I'm kind of confused on how to handle this situation. She's the first person in my day-to-day life that has had a loss and I want to be there for her, but not be pushy or too distant. I feel like it's a delicate balance.

Part of me thinks that, knowing her, it's probably best to just carry on like she was never even pregnant to begin with. She made it clear that she doesn't want to talk about it and not to bring it up (which I wouldn't). I thought about asking her if she wanted to grab lunch this week but I wasn't sure if that was insensitive, considering she would have to deal with C (who is 1). I also kind of wondered if I should see if they wanted to reschedule our plans for this weekend and maybe we'd all get sloshed for Cinco de Mayo, but again... not sure if that's insensitive or not. I wasn't sure if it was better to give them some space for a few weeks and then try and make some plans. She's the one who brought up rescheduling our couples night activities. I told her we were free whenever.
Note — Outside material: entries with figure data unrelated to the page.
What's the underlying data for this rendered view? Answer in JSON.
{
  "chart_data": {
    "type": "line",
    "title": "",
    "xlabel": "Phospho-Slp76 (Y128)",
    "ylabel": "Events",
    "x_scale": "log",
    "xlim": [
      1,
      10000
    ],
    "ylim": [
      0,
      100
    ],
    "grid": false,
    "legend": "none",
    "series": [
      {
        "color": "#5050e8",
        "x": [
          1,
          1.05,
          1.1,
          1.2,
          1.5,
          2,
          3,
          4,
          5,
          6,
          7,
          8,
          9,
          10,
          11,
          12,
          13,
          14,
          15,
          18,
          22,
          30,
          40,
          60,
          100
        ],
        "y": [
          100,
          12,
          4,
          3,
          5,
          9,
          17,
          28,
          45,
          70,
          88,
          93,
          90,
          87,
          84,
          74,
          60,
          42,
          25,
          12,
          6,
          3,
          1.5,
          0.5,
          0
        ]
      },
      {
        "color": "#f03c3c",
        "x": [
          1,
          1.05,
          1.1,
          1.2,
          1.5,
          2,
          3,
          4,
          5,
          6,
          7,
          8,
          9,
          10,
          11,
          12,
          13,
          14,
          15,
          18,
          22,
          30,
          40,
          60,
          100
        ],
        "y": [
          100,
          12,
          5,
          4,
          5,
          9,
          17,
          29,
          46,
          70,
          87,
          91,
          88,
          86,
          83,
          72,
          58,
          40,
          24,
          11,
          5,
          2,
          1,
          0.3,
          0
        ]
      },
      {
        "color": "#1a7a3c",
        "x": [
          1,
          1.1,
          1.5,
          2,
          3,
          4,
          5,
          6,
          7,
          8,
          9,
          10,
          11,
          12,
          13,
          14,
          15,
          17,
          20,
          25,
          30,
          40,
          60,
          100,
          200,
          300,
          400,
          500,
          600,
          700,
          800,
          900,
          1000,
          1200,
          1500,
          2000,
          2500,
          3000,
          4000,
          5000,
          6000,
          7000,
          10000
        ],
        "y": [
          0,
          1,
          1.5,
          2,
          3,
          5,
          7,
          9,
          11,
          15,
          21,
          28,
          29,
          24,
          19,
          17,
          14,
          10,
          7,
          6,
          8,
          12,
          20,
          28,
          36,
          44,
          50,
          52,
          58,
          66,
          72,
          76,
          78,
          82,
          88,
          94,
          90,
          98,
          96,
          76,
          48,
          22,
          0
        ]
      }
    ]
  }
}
I'm sort of at a loss here. I don't want to be the person that just makes it worse for her but I don't want her to feel like we've abandoned her or are ignoring her (especially since our husband's are friends and work together also). I know there's no real way for me to make her feel better but I want her to know that I'm here when she's ready.

Advice? For those who have been in her shoes, what is the best way to handle it?